Non-integer digital games

Non-integer games in a digital environment require a different approach. Digital games and digital learning is based on 1’s and 0’s, on rights and wrongs (even if the instructor claims that, “there is no right or wrong answer”). The only way to have an analog equivalent is through an ever expanding/contracting network—something so large, so dynamic that an entry/decision branching point at any given instant is likely to be sufficiently random as an action on a physical being of a given mass (zero mass is the “ideal” equation and this would not apply there).

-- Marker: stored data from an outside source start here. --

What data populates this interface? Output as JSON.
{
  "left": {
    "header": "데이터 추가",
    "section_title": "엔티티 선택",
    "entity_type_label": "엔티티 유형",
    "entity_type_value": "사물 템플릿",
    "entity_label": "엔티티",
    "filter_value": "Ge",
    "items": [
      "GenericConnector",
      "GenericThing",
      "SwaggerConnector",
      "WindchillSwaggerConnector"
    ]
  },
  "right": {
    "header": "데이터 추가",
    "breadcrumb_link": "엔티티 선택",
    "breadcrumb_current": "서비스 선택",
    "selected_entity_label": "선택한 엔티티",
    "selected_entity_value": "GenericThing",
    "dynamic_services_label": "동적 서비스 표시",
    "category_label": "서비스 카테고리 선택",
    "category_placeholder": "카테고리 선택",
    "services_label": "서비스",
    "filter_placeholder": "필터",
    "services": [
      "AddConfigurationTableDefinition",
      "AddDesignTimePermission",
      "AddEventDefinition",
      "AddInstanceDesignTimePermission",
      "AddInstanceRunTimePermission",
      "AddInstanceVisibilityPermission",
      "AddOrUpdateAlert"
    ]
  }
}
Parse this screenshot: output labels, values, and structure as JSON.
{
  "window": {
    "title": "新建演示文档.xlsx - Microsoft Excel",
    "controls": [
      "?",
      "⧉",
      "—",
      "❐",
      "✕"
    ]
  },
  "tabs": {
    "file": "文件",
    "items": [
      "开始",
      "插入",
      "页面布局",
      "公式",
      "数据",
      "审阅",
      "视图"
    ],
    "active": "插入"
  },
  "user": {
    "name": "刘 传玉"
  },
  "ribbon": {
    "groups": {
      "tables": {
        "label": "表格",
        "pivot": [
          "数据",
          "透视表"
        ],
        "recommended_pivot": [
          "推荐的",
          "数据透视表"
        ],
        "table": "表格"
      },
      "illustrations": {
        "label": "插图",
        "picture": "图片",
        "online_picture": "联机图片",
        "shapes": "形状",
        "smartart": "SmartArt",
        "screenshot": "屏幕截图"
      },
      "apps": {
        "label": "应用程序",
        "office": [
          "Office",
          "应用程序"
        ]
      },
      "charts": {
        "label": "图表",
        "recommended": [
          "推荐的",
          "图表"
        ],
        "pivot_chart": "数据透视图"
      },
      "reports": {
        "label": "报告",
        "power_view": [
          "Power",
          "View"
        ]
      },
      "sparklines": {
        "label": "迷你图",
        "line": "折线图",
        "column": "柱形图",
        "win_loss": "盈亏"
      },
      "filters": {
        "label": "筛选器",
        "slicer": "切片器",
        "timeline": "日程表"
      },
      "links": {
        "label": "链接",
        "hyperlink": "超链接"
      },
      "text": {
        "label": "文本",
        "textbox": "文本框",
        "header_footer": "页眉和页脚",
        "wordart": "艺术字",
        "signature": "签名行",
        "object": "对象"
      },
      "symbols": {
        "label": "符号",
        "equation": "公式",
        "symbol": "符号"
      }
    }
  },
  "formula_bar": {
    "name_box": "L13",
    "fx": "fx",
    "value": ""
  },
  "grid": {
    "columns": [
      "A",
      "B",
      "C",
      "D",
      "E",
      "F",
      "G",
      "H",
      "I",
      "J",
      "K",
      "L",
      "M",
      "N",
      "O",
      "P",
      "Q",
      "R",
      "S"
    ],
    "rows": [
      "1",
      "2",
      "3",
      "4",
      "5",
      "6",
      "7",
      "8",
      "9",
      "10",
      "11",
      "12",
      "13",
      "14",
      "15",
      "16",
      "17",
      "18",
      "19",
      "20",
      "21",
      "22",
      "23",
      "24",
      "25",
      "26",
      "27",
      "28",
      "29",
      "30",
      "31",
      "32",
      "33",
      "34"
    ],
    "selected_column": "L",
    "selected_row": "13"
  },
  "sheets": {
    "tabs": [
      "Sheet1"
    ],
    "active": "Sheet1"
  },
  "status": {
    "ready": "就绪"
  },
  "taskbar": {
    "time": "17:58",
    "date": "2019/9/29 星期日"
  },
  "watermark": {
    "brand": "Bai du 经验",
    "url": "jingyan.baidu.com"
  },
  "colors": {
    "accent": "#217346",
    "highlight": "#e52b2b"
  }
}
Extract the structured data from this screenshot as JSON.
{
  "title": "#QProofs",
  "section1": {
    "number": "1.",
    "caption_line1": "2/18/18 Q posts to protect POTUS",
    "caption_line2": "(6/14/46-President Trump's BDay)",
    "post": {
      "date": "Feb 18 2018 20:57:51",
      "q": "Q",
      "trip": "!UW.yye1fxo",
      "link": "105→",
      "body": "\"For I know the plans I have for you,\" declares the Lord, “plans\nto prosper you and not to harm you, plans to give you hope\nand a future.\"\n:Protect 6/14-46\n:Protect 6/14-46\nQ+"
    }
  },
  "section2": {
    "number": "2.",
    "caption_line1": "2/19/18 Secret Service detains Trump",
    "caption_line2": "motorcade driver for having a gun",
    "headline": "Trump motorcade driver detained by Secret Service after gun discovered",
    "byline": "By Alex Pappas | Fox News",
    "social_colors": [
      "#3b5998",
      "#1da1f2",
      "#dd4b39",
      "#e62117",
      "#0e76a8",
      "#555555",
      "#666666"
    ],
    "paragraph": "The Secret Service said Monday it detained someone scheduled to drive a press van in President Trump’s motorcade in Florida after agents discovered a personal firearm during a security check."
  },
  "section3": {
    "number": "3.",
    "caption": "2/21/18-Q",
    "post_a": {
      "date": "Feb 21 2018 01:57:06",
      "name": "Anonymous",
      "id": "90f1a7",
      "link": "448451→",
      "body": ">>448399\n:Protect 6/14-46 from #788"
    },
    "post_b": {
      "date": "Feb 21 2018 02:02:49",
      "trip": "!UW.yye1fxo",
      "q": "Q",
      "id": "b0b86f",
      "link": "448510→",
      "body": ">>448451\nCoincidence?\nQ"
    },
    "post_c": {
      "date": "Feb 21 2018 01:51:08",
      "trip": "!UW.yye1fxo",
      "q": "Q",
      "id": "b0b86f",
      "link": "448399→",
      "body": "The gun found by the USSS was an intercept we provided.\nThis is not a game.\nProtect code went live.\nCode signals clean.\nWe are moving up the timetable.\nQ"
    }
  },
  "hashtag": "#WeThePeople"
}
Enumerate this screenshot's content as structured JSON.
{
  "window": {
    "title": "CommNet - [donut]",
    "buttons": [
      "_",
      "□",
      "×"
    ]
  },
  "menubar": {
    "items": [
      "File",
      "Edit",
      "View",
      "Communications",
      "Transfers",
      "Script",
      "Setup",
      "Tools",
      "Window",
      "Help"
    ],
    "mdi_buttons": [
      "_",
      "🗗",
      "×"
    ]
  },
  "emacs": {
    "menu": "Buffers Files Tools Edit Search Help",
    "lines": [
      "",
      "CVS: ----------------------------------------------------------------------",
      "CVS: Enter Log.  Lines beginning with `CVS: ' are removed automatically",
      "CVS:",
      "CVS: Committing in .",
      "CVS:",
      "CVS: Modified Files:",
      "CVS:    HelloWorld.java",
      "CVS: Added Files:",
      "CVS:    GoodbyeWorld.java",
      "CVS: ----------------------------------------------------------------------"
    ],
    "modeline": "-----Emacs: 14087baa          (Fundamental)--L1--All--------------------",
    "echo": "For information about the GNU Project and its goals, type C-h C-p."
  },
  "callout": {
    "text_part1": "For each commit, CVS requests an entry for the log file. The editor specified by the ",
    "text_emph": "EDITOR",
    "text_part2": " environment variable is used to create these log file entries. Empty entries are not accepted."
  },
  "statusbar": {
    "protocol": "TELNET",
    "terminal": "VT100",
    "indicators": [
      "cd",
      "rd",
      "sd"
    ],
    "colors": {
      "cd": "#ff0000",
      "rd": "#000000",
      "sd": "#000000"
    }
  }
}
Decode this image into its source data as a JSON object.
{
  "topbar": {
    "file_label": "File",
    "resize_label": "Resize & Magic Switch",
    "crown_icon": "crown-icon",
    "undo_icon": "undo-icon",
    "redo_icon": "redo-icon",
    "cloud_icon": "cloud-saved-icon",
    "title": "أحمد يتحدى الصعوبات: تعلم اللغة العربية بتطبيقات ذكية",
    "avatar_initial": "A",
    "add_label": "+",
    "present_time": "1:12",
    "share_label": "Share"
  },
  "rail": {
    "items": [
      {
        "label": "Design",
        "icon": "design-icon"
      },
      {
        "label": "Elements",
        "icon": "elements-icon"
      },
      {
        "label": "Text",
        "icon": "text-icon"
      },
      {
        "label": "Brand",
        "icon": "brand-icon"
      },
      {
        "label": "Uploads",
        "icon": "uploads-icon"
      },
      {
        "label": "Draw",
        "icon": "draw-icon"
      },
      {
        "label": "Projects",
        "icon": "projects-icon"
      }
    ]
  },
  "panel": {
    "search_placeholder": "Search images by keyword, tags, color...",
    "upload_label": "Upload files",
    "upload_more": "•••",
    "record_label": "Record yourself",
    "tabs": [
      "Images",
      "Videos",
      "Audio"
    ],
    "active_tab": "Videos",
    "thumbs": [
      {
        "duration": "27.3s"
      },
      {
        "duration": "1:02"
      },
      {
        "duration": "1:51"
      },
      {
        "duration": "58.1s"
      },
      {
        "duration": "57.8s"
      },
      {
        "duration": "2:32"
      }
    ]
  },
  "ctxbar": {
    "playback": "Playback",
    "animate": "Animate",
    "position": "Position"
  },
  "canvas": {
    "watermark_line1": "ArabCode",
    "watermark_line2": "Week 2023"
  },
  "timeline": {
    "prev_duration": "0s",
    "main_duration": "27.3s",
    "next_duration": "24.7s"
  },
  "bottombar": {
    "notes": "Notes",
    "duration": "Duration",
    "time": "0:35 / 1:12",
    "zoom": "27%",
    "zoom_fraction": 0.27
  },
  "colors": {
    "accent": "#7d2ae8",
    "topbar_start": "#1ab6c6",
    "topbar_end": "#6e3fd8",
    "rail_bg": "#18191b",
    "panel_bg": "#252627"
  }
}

So, in an ideal equation, in order to get a truly random event, one of the variables must be infinity. Let’s say for a minute that an infinite state in a digital network is impossible, that at some point, over millions of years (infinite time) an exact combination of states will exist more than once. Then, we can argue that in a real world, a situation as close to infinity as to equal infinity for a physical person could be achieved through the following equation:

a very large number (force) acting on a physical mass of X grams over a time of T seconds.

So, let’s say that if the number of situations a person faces changes every 2 seconds that’s a dynamic enough environment as to approximate randomness. From there, we would compute that a network would need to have a defined amount of dynamicism in order to approximate reality. That dynamicism is a combination of the number of network nodes (and particularly those we can interact with) and the entry/leaving from the network—this would be like an opportunity-for-interaction coefficient. At some certain point, the network achieves spontaneous reality when that coefficient is reached. You login and “join” a space (game, chat room, IM) and you are in a separate reality because you are in a digital place that is sufficiently random as to approximate life.